Your signing implementation in a first step adds an incremental update with an empty signature field and a widget as indirectly referenced kid, e.g.:
16 0 obj
<<
/Type /Annot
/F 4
/Subtype /Widget
/BS << /Type /Border /S /S /W 0 >>
/Parent 17 0 R
/P 2 0 R
/Rect [141.75 664.89 276.75 702.39]
/AP << /N 18 0 R >>
/MK << /BC [.1882353 .1882353 .1882353] /BG [1.00 1.00 1.00] /R 0 >>
/DA (/TiRo 0 Tf 0 0 0 rg\r
)
>>
endobj
17 0 obj
<<
/Kids [16 0 R]
/FT /Sig
/T (eyJ1c2VySWQiOiIyNzIifQ==)
>>
In another incremental update you then sign the field with a direct signature value but don't change the widget, e.g.:
17 0 obj
<<
/Kids [16 0 R]
/FT /Sig
/T (eyJ1c2VySWQiOiIyNzIifQ==)
/V << /Type/Sig ... >>
>>
This is uncommon in some ways:
- Usually for signatures the option to merge field and widget is used.
- Usually for signatures (except for usage right signatures) the signature dictionary is not a direct but an indirect value of the key V.
- Usually the appearance of a signature field is updated together with the signature dictionary if there is an appearance at all.
Also, unless other form fill-ins shall happen between adding an empty signature field and signing it, fields usually are added and filled in the same document update.

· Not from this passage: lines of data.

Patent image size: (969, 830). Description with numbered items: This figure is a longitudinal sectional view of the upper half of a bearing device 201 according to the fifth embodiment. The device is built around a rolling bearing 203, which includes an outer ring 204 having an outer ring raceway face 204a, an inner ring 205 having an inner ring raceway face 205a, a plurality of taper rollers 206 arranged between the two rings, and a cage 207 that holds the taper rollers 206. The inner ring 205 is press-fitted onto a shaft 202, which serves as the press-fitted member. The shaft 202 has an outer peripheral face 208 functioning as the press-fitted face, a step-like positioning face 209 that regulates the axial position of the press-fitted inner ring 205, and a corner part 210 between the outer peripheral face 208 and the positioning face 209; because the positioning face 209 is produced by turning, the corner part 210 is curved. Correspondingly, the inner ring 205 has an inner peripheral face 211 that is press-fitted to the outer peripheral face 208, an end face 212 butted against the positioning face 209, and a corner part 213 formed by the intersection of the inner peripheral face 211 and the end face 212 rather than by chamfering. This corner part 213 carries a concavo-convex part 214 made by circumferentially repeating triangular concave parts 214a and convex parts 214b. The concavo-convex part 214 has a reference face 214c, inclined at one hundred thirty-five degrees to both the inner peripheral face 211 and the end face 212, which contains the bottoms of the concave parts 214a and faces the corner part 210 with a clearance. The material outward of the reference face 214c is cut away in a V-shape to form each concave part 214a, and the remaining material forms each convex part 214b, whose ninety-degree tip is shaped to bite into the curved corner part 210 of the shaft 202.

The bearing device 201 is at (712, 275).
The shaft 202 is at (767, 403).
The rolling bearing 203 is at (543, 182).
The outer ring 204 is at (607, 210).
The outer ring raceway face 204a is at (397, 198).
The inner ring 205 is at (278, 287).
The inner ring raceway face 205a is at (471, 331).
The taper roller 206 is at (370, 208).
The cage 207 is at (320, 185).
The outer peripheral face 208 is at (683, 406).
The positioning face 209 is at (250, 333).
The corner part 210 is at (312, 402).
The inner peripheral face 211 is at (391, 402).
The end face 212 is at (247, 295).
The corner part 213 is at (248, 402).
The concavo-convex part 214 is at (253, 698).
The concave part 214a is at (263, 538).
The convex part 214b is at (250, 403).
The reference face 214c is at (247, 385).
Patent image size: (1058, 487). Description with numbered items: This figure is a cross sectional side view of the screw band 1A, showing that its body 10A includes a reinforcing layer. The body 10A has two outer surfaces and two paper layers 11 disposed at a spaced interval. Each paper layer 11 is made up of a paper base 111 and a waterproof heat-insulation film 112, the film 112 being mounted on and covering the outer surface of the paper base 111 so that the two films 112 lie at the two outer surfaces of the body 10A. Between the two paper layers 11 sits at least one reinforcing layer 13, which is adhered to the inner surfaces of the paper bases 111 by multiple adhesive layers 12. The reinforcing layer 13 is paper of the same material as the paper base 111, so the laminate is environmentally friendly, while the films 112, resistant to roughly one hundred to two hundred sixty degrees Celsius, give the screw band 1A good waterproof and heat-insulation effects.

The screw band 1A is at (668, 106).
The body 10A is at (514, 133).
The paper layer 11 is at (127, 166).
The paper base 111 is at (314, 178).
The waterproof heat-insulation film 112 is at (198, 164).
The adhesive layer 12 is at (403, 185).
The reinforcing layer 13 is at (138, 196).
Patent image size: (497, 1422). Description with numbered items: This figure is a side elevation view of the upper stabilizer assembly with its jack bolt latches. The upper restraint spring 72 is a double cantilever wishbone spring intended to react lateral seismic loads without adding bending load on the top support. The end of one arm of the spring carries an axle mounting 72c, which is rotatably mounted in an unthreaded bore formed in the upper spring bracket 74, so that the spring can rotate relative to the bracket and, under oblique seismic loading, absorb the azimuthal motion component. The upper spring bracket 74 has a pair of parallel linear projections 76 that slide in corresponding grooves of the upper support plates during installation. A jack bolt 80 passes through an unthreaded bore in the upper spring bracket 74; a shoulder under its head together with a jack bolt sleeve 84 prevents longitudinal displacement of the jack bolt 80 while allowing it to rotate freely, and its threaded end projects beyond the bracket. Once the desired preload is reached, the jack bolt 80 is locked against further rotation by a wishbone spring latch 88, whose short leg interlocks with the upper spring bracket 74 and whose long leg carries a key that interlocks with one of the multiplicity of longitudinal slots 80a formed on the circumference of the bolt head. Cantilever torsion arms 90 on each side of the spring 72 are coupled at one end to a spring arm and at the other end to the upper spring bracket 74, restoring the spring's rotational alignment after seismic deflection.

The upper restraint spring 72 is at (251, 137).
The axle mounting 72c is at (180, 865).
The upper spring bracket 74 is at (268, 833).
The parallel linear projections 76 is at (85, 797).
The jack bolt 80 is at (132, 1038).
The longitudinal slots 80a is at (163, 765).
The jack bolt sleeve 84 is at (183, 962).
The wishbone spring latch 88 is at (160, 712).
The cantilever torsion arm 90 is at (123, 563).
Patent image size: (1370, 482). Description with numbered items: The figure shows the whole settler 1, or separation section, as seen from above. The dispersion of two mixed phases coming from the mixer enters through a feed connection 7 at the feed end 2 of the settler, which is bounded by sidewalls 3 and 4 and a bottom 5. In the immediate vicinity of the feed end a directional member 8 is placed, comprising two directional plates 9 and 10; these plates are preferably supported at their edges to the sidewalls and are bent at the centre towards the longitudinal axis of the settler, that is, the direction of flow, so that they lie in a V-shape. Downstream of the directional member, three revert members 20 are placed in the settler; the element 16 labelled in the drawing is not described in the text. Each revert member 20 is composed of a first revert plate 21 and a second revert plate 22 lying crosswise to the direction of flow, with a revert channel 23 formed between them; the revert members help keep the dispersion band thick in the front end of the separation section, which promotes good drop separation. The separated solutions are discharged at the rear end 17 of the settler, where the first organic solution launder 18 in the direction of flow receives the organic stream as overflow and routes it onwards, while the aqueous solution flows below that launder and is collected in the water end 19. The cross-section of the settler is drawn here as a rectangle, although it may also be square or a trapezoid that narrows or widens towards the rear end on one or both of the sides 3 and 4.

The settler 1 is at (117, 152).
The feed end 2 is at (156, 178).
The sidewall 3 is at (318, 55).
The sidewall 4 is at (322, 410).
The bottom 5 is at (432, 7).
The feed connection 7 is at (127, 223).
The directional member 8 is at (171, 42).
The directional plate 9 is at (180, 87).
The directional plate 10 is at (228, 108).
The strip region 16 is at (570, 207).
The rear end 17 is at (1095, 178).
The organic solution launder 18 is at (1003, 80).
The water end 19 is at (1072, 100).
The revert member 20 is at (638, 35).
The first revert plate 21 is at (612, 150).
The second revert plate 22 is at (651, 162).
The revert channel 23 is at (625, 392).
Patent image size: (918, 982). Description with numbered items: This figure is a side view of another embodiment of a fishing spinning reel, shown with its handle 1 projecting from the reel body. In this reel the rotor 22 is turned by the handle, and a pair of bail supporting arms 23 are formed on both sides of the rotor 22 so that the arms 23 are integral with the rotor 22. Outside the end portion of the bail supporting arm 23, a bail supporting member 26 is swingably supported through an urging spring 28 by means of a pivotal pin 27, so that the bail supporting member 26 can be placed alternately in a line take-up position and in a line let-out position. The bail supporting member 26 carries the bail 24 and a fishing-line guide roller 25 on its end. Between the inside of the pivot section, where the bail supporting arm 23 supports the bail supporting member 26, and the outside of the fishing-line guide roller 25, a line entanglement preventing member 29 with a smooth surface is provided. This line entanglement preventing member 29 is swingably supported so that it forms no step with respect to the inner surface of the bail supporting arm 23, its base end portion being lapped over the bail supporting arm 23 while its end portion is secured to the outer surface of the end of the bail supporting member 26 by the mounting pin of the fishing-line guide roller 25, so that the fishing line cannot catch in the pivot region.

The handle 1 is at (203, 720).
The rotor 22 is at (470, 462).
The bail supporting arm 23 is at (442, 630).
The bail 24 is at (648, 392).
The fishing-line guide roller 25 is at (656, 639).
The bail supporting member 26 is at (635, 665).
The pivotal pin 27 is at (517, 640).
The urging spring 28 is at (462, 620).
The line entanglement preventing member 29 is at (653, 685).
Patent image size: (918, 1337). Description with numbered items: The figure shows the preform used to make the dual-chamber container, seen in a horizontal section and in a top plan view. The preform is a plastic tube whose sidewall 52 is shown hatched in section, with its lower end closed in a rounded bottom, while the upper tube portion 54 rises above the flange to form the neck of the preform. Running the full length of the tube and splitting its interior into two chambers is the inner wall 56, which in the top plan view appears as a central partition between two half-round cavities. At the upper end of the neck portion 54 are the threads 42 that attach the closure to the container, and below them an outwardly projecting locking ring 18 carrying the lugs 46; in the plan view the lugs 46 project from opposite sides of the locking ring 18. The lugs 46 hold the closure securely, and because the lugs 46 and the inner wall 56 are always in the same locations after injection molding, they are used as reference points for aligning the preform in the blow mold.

Thus, more common would be a single incremental update (or even full re-save) containing something like this:
92 0 obj
<<
/AP << /N 94 0 R >>
/DA (/MyriadPro-Regular 0 Tf 0 Tz 0 g)
/F 132
/FT /Sig
/MK <<>>
/P 1 0 R
/Rect [117.575 499.561 515.968 520.938]
/Subtype /Widget
/T (Signature3)
/Type /Annot
/V 93 0 R
>>
endobj
93 0 obj
<<
/ByteRange [ 0 3227714 5751810 2789]
...
>>
As said above, though, your structure strictly speaking is ok, too. But the "Bad parameter" only occurs when validating from the widget in the document or from the signature panel, but it does not occur when validating your signature using the "Validate Signature" button of the "Signature Properties" dialog. Because of that I think it's possible that Adobe is iritated by an uncommon structure.